For instance, if a company purchases a patent that has a 10-year legal life, the patent’s service potential is 10 years. Over these years, the patent provides the company with the exclusive right to produce or sell a particular product, protecting it from competition. As the years go by, the remaining service potential of the patent diminishes until it eventually expires or becomes obsolete.

Understanding and assessing service potential is crucial for managers and accountants because it helps in:

  • Determining appropriate amortization schedules: The periodic amortization expense is based on the expected consumption of the asset’s service potential.
  • Asset impairment assessments: If there’s evidence that the future service potential of an intangible asset has diminished significantly (perhaps due to technological advancements or market changes), the asset might be deemed impaired, requiring a write-down.
  • Investment and strategic decisions: Recognizing the service potential of intangible assets can influence decisions related to further investments, renewal, or divestment.

Example of Service Potential

Let’s use the example of a software company that acquires a unique license for a particular algorithm.

Company: SoftTech Innovations

Asset Acquired: A 5-year exclusive license to utilize a cutting-edge data compression algorithm.

Cost of License: $500,000


SoftTech Innovations recognizes the license’s service potential to be 5 years, as that’s the duration of the exclusivity. The license allows the company to develop and sell software products with significantly better data compression capabilities than competitors.


Given the 5-year service potential, SoftTech Innovations decides to amortize the license’s cost over that period. With straight-line amortization:

Annual Amortization Expense = $500,000 ÷ 5 years = $100,000

Each year, SoftTech Innovations will recognize an amortization expense of $100,000, representing the consumption of the license’s service potential.

Impairment Consideration:

Three years into using the license, a new, more advanced algorithm becomes publicly available. This new algorithm offers superior compression rates. Given the change, SoftTech Innovations assesses the service potential of their original license. They determine that its value and benefits have diminished considerably.
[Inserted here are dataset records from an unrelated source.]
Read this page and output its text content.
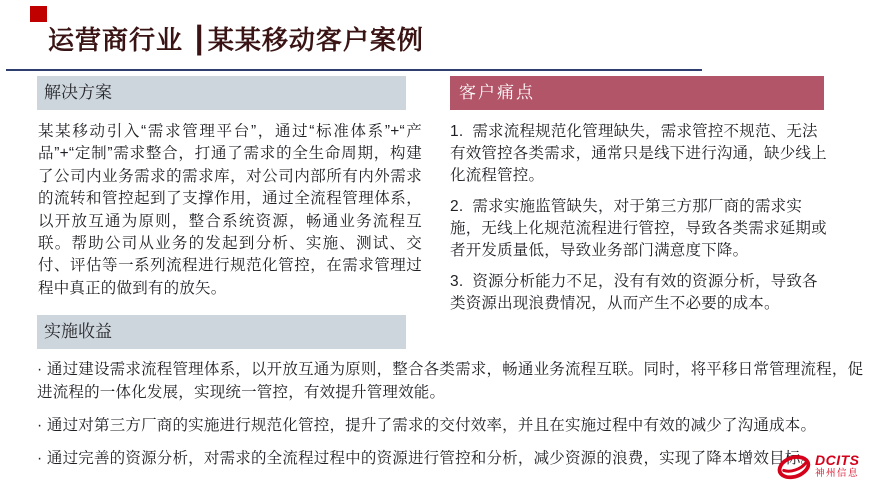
运营商行业 ┃某某移动客户案例
解决方案

某某移动引入“需求管理平台”，通过“标准体系”+“产品”+“定制”需求整合，打通了需求的全生命周期，构建了公司内业务需求的需求库，对公司内部所有内外需求的流转和管控起到了支撑作用，通过全流程管理体系，以开放互通为原则，整合系统资源，畅通业务流程互联。帮助公司从业务的发起到分析、实施、测试、交付、评估等一系列流程进行规范化管控，在需求管理过程中真正的做到有的放矢。

客户痛点

1.  需求流程规范化管理缺失，需求管控不规范、无法有效管控各类需求，通常只是线下进行沟通，缺少线上化流程管控。

2.  需求实施监管缺失，对于第三方那厂商的需求实施，无线上化规范流程进行管控，导致各类需求延期或者开发质量低，导致业务部门满意度下降。

3.  资源分析能力不足，没有有效的资源分析，导致各类资源出现浪费情况，从而产生不必要的成本。

实施收益

· 通过建设需求流程管理体系，以开放互通为原则，整合各类需求，畅通业务流程互联。同时，将平移日常管理流程，促进流程的一体化发展，实现统一管控，有效提升管理效能。

· 通过对第三方厂商的实施进行规范化管控，提升了需求的交付效率，并且在实施过程中有效的减少了沟通成本。

· 通过完善的资源分析，对需求的全流程过程中的资源进行管控和分析，减少资源的浪费，实现了降本增效目标。

DCITS
神州信息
In light of this, SoftTech Innovations decides to conduct an impairment test. They find that the license’s remaining service potential and value have dropped to $50,000, considering the remaining 2 years.

Consequently, SoftTech Innovations records an impairment loss of $150,000 (the carrying amount of $200,000 minus the revised value of $50,000).


By understanding and monitoring the service potential of the license, SoftTech Innovations managed its financial reporting appropriately, ensuring that the intangible asset’s value on the balance sheet accurately reflects its true worth to the company.

This example showcases the relevance of the “service potential” concept, especially in industries where intangible assets play a significant role in operations and value creation.